Jordan vs. Harden: True Shooting Percentage

Perhaps the best argument Morey has in comparing the two offensively is the True Shooting Percentage, which measures the overall shooting efficiency, taking into account all field goals (two point and three point) and free throws. Harden has a career TS% of 60.9% whereas Jordan’s is 56.9%. Neither player ever led the league in this statistical category, but that would be nearly impossible. This is generally a category where big men lead the league, for example, the top five players in this category this past season were Utah Jazz center Rudy Gobert (68.2%), Dallas Mavericks center Dwight Powell (68.2%), DeAndre Jordan (67.4%), Thomas Bryant of the Wizards (67.4), and the Rockets own Clint Capela came in fifth, with a true shooting percentage of 65.8%.

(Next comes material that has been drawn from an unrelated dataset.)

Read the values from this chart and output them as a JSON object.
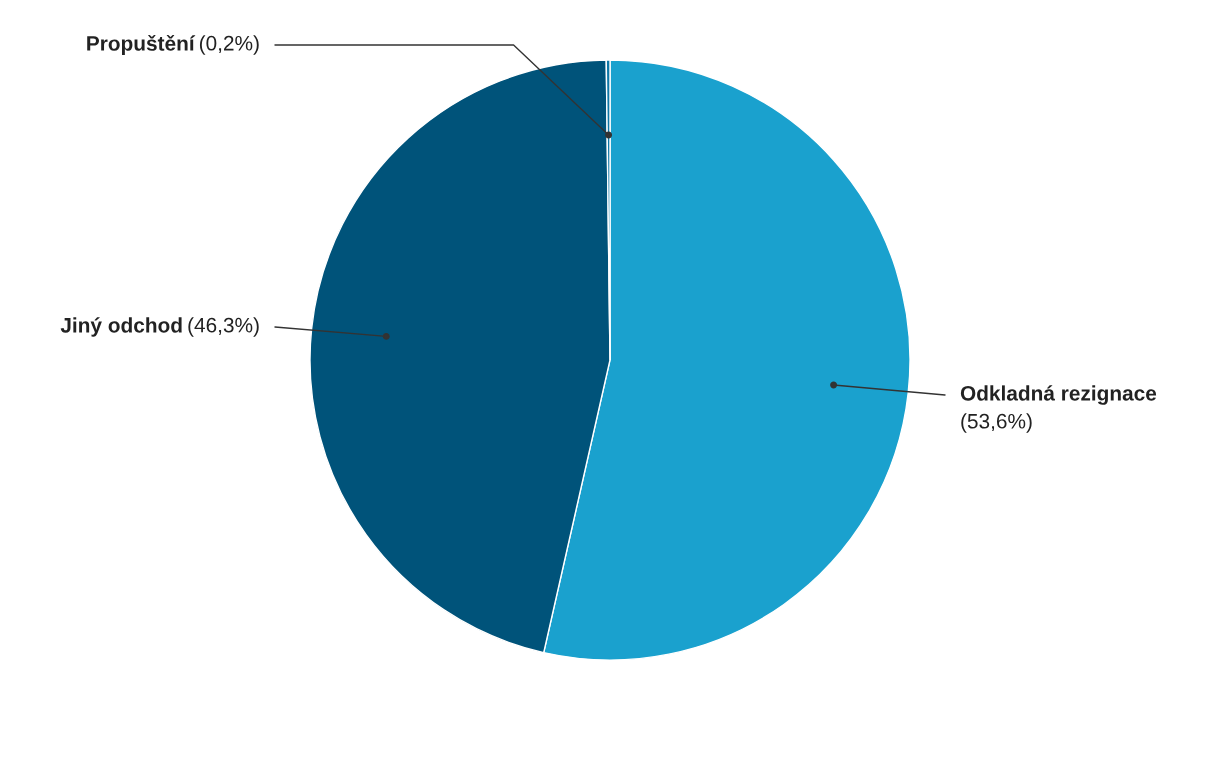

The fact that Capela is fifth on this list goes to show how this category favors big men, as they more often than not have higher percentage field goal attempts, due in large part to lobs and alley oops. But Jordan actually had a season with a true shooting percentage of 49.3%, which is not even counting his years with the Wizards, and Harden’s lowest TS% is 55.1%, which he recorded in his rookie season. Furthermore, Harden has posted at least 61% in each of the last 3 years, which Jordan only accomplished once in his entire career.